Infectious Diseases Division, Santa Maria Misercordia Hospital, Udine, Italy.
Ann Clin Microbiol Antimicrob. 2013 Aug 28;12:22. doi: 10.1186/1476-0711-12-22.
Bacterial resistance to antibiotics is growing up day by day in both community and hospital setting, with a significant impact on the mortality and morbidity rates and the financial burden that is associated. In the last two decades multi drug resistant microorganisms (both hospital- and community-acquired) challenged the scientific groups into developing new antimicrobial compounds that can provide safety in use according to the new regulation, good efficacy patterns, and low resistance profile. In this review we made an evaluation of present data regarding the new classes and the new molecules from already existing classes of antibiotics and the ongoing trends in antimicrobial development. Infectious Diseases Society of America (IDSA) supported a proGram, called "the '10 × ´20' initiative", to develop ten new systemic antibacterial drugs within 2020. The microorganisms mainly involved in the resistance process, so called the ESKAPE pathogens (Enterococcus faecium, Staphylococcus aureus, Klebsiella pneumoniae, Acinetobacter baumanii, Pseudomonas aeruginosa, and enterobacteriaceae) were the main targets. In the era of antimicrobial resistance the new antimicrobial agents like fifth generation cephalosporins, carbapenems, monobactams, β-lactamases inhibitors, aminoglycosides, quinolones, oxazolidones, glycopeptides, and tetracyclines active against Gram-positive pathogens, like vancomycin-resistant S. aureus (VRSA) and MRSA, penicillin-resistant streptococci, and vancomycin resistant Enterococcus (VRE) but also against highly resistant Gram-negative organisms are more than welcome. Of these compounds some are already approved by official agencies, some are still in study, but the need of new antibiotics still does not cover the increasing prevalence of antibiotic-resistant bacterial infections. Therefore the management of antimicrobial resistance should also include fostering coordinated actions by all stakeholders, creating policy guidance, support for surveillance and technical assistance.

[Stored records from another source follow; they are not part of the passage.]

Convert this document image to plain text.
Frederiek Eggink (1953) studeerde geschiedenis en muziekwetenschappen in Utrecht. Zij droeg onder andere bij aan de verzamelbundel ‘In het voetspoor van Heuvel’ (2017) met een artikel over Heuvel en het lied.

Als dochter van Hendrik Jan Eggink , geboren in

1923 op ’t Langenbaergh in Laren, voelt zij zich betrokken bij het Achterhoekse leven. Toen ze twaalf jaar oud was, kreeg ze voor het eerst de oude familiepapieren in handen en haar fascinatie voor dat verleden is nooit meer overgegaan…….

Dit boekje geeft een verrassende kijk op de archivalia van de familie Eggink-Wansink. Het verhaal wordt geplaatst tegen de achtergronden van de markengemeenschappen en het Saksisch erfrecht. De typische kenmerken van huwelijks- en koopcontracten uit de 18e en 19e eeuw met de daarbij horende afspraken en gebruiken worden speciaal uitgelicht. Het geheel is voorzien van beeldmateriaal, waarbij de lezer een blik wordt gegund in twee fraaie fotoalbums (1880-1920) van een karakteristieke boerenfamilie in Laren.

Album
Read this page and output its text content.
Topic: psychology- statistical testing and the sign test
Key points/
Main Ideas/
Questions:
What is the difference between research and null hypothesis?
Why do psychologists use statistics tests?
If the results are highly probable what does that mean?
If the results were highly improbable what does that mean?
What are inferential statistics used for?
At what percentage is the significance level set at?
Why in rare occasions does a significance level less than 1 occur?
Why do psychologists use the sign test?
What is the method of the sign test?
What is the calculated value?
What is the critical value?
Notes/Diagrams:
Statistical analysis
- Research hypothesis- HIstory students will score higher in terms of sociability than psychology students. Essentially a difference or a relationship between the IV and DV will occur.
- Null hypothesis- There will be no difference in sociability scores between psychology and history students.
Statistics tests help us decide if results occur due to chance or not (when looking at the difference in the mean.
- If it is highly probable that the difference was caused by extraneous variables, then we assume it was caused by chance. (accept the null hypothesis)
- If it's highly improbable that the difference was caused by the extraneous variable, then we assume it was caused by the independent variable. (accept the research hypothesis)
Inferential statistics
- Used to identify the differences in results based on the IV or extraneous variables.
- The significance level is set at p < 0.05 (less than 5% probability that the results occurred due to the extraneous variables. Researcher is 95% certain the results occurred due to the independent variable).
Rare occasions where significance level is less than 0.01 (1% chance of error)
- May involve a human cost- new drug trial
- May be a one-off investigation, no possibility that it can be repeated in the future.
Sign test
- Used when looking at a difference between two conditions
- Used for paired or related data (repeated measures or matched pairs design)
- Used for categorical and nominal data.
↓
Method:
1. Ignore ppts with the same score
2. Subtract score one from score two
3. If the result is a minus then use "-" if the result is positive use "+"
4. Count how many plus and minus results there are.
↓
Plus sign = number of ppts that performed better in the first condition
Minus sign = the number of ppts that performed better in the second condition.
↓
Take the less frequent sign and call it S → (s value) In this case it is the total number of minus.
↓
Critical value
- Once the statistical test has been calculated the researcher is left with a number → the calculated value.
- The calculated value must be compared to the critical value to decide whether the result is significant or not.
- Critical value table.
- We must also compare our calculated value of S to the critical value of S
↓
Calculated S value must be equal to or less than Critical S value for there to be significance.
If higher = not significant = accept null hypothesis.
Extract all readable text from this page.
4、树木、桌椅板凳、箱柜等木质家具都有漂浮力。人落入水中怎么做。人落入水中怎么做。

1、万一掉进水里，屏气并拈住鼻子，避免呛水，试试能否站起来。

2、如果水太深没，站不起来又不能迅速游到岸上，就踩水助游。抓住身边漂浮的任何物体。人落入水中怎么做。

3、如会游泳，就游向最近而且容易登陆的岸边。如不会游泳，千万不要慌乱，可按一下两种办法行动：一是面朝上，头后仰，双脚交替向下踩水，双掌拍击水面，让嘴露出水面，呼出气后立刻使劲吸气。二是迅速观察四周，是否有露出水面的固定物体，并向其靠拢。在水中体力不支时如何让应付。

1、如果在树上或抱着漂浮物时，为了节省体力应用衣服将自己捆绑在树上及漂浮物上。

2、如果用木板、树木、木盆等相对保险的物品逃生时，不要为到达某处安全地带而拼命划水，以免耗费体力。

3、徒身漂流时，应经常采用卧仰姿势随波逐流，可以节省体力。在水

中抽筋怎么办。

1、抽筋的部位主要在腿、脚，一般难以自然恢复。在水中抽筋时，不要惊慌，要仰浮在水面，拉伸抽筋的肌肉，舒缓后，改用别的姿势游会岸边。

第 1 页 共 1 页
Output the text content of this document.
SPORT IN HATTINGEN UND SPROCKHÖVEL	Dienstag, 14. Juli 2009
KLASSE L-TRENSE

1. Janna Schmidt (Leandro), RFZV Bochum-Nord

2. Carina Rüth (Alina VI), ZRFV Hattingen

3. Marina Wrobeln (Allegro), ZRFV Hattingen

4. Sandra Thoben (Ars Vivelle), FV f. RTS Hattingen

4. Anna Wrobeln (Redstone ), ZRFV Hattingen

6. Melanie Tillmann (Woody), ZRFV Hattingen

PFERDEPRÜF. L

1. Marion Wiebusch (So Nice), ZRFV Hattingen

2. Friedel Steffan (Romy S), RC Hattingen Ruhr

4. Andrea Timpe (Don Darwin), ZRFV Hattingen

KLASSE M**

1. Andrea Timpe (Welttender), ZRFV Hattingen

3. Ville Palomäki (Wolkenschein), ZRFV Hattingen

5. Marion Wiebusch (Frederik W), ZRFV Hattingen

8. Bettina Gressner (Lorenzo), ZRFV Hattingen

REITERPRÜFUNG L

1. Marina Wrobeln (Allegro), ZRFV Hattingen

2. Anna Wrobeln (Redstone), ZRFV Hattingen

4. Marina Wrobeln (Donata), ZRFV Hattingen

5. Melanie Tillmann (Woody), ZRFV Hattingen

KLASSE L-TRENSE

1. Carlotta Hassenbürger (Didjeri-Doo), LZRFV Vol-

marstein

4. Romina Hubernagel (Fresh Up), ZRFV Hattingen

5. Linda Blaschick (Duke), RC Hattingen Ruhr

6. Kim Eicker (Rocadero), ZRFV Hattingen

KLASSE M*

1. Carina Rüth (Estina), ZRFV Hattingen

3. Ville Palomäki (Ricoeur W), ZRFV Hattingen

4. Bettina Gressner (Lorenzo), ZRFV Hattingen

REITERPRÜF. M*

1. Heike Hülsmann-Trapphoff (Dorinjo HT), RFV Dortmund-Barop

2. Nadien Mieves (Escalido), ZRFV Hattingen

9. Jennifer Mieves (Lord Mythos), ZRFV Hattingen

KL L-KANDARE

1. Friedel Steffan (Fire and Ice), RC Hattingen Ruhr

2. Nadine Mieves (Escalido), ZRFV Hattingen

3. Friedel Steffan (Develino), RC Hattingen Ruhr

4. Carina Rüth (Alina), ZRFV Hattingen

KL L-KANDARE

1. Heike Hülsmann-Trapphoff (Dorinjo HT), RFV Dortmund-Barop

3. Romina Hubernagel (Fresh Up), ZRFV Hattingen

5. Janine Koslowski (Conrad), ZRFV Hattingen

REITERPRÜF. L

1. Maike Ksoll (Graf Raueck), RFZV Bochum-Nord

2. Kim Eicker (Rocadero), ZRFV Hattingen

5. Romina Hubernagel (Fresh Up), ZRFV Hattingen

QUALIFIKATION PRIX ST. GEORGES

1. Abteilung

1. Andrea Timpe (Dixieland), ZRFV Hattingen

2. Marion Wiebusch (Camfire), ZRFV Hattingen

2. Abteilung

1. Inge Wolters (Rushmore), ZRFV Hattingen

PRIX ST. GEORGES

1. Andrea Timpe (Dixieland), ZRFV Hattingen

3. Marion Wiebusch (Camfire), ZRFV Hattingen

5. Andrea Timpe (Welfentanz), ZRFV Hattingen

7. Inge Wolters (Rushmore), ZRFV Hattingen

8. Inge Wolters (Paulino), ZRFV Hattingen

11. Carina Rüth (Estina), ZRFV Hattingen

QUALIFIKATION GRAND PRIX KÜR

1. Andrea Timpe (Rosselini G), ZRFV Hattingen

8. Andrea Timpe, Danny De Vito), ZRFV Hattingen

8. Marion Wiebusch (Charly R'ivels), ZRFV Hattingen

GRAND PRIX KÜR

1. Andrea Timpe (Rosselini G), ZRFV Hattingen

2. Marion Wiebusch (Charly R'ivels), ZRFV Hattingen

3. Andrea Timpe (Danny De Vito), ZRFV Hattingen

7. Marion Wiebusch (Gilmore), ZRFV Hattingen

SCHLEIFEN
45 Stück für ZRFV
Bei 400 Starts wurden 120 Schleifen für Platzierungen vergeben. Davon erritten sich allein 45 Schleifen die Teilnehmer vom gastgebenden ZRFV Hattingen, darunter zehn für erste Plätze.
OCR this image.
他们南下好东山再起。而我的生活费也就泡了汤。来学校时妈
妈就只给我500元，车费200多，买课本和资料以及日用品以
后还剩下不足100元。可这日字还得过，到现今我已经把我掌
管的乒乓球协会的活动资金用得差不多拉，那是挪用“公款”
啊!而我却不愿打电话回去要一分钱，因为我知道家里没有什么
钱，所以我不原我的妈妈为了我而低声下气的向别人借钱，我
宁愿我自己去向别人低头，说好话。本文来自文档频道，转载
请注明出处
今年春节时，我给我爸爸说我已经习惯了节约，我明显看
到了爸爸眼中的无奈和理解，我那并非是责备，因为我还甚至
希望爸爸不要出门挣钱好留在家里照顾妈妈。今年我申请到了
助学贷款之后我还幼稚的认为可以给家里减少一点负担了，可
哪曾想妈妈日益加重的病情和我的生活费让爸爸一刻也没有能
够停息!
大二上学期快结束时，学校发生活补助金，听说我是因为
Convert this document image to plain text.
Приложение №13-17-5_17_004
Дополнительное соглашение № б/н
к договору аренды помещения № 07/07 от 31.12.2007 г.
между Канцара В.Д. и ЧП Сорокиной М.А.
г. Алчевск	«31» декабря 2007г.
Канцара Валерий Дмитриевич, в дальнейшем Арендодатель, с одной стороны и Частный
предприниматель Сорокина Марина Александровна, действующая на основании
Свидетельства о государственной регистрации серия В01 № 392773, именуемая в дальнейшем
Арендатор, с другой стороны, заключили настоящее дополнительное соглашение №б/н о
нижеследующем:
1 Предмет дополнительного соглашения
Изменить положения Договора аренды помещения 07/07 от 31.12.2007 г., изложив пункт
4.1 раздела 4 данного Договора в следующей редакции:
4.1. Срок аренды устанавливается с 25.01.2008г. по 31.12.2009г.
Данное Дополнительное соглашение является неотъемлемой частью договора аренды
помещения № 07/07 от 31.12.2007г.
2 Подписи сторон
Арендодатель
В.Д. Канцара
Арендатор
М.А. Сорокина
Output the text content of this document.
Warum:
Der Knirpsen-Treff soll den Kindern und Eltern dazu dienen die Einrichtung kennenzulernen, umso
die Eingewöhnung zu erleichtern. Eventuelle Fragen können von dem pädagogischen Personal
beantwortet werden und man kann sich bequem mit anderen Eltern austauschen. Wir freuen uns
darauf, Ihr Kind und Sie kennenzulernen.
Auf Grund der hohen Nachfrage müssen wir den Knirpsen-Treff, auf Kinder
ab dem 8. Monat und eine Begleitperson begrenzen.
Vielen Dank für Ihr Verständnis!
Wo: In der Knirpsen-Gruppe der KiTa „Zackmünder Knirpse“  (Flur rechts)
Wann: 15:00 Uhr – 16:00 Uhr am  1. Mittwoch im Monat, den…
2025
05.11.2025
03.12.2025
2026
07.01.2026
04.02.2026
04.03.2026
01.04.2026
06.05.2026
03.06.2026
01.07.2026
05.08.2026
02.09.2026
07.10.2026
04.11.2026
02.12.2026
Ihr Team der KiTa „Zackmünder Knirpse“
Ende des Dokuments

细菌对抗生素的耐药性在社区和医院环境中日渐严重,对死亡率、发病率和相关经济负担都有重大影响。在过去二十年中,多药耐药微生物(包括医院获得性和社区获得性)促使科研团队开发新的抗菌化合物,这些化合物需要根据新的规定确保使用安全、具有良好的疗效模式和低耐药性。在这篇综述中,我们评估了现有数据,涉及新类别和现有抗生素类别中的新分子,以及抗菌药物开发的持续趋势。美国传染病学会 (IDSA) 支持一项名为“‘10×20’倡议”的计划,旨在 2020 年内开发十种新的全身抗菌药物。主要涉及耐药过程的微生物,即所谓的 ESKAPE 病原体(屎肠球菌、金黄色葡萄球菌、肺炎克雷伯菌、鲍曼不动杆菌、铜绿假单胞菌和肠杆菌科)是主要目标。在抗菌药物耐药时代,新的抗菌药物如第五代头孢菌素、碳青霉烯类、单环β-内酰胺类、β-内酰胺酶抑制剂、氨基糖苷类、喹诺酮类、恶唑烷酮类、糖肽类和四环素类对革兰阳性病原体(如耐万古霉素金黄色葡萄球菌(VRSA)和耐甲氧西林金黄色葡萄球菌(MRSA)、青霉素耐药性链球菌和耐万古霉素肠球菌(VRE))具有活性,也对高度耐药的革兰氏阴性菌有效,受到广泛欢迎。这些化合物中有一些已经得到官方机构的批准,有一些仍在研究中,但新抗生素的需求仍然无法满足日益增多的抗生素耐药性细菌感染。因此,抗菌药物耐药性的管理还应包括促进所有利益相关者的协调行动,制定政策指导,支持监测和技术援助。